I'm always down for a simple idea done with style, especially if it's a rhythm game. Vectronom is studio Ludopium's first game; a puzzle-platformer without a jump button, in a world that moves to the beat. Every pulse of the bass, the level shifts to another place in its cycle, and in order to navigate from point A to point B, you've not only got to memorise a route, but carry it out in time to the music. There's even local multiplayer for up to four people, and the trailer below (which the photosensitive probably shouldn't watch) even suggests trying dance mats, which I can see working.
Vectronom looks and sounds so simple on paper. A cube that moves in four directions, one square per tap.

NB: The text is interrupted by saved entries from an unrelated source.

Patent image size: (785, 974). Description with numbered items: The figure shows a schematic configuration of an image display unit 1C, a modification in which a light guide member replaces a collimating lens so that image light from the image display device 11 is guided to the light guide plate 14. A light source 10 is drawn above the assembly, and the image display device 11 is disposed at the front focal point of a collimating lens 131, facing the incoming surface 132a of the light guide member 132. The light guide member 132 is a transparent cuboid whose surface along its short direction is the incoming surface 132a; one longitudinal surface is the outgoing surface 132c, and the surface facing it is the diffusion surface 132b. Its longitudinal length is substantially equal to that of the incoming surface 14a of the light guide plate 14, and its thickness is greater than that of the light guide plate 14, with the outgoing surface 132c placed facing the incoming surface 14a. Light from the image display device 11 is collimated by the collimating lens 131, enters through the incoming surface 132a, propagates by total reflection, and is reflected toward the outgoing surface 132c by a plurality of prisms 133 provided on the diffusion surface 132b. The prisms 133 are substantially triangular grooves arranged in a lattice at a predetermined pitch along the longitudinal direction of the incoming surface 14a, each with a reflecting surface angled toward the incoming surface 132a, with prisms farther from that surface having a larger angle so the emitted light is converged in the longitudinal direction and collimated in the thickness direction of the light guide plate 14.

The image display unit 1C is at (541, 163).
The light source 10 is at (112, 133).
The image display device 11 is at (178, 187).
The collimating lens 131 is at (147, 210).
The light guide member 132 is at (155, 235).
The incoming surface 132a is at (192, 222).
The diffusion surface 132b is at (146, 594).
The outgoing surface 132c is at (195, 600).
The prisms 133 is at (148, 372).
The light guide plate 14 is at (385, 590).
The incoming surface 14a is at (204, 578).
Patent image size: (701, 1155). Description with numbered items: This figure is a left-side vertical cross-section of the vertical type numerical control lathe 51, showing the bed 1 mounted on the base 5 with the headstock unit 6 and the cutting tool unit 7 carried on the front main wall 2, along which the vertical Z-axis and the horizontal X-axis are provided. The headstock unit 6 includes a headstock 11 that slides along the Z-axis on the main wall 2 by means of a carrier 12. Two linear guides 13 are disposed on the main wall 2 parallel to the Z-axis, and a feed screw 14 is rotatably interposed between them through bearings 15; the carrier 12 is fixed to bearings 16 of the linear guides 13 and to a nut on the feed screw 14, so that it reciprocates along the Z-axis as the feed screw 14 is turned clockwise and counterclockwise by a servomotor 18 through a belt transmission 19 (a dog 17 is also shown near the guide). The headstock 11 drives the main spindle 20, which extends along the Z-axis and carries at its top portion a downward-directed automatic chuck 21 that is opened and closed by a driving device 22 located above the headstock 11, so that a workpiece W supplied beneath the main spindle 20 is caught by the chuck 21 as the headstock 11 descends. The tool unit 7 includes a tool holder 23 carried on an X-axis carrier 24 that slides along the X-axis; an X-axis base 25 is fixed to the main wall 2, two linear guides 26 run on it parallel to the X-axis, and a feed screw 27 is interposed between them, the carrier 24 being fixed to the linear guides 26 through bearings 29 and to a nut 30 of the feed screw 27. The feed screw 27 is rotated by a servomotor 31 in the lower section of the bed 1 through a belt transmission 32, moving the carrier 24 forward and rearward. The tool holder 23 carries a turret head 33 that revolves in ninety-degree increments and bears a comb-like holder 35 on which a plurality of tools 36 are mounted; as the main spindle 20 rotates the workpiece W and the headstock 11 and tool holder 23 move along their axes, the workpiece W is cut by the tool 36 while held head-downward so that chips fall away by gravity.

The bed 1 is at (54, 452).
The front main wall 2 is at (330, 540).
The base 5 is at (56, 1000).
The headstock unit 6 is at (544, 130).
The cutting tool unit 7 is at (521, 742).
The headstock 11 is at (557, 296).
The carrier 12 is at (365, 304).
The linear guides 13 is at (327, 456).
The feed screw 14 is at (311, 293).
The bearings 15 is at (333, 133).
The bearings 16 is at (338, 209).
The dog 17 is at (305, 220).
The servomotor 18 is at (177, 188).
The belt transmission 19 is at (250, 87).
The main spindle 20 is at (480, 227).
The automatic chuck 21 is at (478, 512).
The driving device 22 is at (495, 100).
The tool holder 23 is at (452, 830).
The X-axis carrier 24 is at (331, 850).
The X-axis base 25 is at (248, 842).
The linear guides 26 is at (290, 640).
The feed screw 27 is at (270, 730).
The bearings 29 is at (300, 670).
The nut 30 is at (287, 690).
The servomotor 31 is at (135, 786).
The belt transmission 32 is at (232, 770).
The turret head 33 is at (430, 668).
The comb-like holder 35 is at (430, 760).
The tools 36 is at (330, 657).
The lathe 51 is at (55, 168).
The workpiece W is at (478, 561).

Get from A to B. Except that the route needs to be planned out like dance steps, and committed to memory so that you can perform once the cycle resets. The developer's YouTube channel features a couple of levels being played through in their entirety - Tower Crush and Sidestep - which should give you an idea of how mean it can get. As it builds up, more hazards appear, like springboards the bounce you two tiles. Plus, the game's isometric viewpoint opens up the possibility of perspective illusions.
It reminds me a bit of Crypt Of The Necrodancer, stripped down to its absolute most core elements. Instead of trying to maintain rhythm while juggling a roguelike cornucopia of threats, you've just got to figure out the right steps and pull them off. This looks all the more fun in multiplayer (demonstrated in this video here), where it almost looks like the players are dance partners, until one of them makes a mistake and the music warps and falters for a moment. Minimalist, but I can see this being compelling stuff with friends, and potentially maddening solo, as any good rhythm game should be.
Vectronom is out now on Steam for £9/€10/$10. The game even supports MIDI instruments, just in case you think you can jam your way to success.